I also had to prepare any exercises, worksheets, homeworks etc. for students to do during/after lessons. They're not all pre-prepared - many you have to write from scratch. That's surprisingly difficult.
That just covers the lesson planning. I then of course had to...
- Deliver the lessons - that of course was the majority of my '8am - 3:30pm work'
- Evaluate some lessons, to ensure that I was doing the right thing
- Mark classwork, homework, tests, exams, coursework (very, VERY big job), and any other work.
- Moderate work marked by other teachers, and evaluate my marked work that's been moderated
- Track each students progress, making regular judgements as to their attainment, progress, understanding etc. (Remember, in a Secondary teacher's case, that could be 200+ students. In a Primary teacher's case, that's 31-odd students in 8+ subjects)

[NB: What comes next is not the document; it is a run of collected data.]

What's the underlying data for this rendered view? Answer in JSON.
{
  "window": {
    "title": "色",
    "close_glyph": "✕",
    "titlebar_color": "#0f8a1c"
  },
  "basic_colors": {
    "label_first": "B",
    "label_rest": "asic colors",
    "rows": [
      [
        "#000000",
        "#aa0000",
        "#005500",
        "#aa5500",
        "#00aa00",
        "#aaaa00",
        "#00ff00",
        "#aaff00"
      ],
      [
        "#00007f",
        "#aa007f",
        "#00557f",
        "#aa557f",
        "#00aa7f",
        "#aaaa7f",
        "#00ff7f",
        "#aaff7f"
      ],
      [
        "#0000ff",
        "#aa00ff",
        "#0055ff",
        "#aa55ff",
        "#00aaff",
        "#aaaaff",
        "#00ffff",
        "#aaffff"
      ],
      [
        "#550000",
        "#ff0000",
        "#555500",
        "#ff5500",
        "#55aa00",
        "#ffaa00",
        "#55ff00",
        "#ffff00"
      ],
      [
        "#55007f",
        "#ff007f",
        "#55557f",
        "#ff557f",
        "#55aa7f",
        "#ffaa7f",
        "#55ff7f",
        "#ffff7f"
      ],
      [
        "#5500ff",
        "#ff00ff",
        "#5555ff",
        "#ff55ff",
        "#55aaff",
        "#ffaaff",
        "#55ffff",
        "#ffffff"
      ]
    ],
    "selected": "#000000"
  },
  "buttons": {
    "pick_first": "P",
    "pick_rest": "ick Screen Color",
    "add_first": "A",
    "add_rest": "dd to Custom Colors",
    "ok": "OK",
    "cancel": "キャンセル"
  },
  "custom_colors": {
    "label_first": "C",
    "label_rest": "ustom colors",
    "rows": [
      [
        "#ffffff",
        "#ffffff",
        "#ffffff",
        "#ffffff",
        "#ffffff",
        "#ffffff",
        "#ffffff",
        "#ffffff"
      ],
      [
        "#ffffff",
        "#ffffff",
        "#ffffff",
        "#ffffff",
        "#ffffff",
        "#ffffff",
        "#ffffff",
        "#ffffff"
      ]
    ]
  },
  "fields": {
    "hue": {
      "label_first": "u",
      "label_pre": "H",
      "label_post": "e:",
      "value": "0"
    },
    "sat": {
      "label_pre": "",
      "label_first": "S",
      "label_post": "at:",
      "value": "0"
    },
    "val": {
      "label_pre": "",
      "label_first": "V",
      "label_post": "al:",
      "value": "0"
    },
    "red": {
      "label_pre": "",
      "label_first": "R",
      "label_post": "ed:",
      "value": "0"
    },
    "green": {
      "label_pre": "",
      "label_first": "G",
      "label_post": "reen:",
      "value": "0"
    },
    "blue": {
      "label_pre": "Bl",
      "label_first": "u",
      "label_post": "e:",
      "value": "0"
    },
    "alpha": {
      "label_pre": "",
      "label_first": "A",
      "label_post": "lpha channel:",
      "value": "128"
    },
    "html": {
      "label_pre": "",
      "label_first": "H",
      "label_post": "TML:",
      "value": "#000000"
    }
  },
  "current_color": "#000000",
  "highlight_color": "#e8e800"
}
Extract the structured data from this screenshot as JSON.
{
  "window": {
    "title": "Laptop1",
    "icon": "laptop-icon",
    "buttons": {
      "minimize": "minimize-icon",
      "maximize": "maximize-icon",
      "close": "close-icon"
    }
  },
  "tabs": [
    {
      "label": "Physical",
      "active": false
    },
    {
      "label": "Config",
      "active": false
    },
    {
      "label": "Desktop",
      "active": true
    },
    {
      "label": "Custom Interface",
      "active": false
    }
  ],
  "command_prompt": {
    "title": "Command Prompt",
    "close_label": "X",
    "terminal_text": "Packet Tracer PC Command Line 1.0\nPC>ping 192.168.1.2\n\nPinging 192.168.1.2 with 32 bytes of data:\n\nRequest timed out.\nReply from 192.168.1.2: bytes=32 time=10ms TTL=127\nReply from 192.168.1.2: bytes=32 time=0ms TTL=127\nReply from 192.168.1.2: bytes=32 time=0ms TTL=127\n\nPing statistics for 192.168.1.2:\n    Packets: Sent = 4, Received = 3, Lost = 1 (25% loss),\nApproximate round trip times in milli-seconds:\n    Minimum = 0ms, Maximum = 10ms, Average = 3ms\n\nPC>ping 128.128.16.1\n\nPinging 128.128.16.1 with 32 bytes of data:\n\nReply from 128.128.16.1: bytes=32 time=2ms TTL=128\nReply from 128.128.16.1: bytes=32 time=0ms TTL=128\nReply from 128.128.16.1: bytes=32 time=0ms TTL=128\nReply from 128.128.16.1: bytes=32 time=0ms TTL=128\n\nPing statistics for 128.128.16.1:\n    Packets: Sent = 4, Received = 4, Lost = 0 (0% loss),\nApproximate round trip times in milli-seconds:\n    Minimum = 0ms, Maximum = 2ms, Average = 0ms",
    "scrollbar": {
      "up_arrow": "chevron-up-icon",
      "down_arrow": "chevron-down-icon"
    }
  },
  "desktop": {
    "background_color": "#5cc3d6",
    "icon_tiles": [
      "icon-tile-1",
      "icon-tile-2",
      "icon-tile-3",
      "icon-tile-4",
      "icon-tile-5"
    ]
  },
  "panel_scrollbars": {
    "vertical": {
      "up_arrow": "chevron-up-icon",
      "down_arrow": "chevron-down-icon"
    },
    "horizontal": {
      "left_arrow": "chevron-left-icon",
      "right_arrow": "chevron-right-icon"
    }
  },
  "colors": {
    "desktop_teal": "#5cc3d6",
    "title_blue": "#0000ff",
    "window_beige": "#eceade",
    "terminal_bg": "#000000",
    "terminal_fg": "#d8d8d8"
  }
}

- Write full summative reports to go to parents. Tricky, especially with so many students
- Help students falling below target, or who are keen to learn more, outside of planned lessons
- Deal with behavioural and work related issues - detentions, logging problems, spotting patterns etc.
That's just curricular stuff that I can remember off-bat - there is undoubtedly more that I have omitted.
That doesn't include pastoral work - looking after a tutor group, and ensuring the social welfare of all those pupils. Preparing for tutor time as well.
That doesn't include any extra-curricula activities, which as a teacher you are expected to (and want to!) be involved in.
Overall, it's a huge amount of work
I'm not trying to suggest that other professions don't have large workloads - they of course do. Just never, ever suggest that teaching is a 'doss subject', to use a pertinent bit of school language.
It's anything but.
*Note that I'd still have to produce a full lesson plan for each and every lesson, even if it was the same lesson to two Y7 classes - two classes, two different sets of pupils, two abilities, two differing styles that worked with one but not the other etc. etc. etc.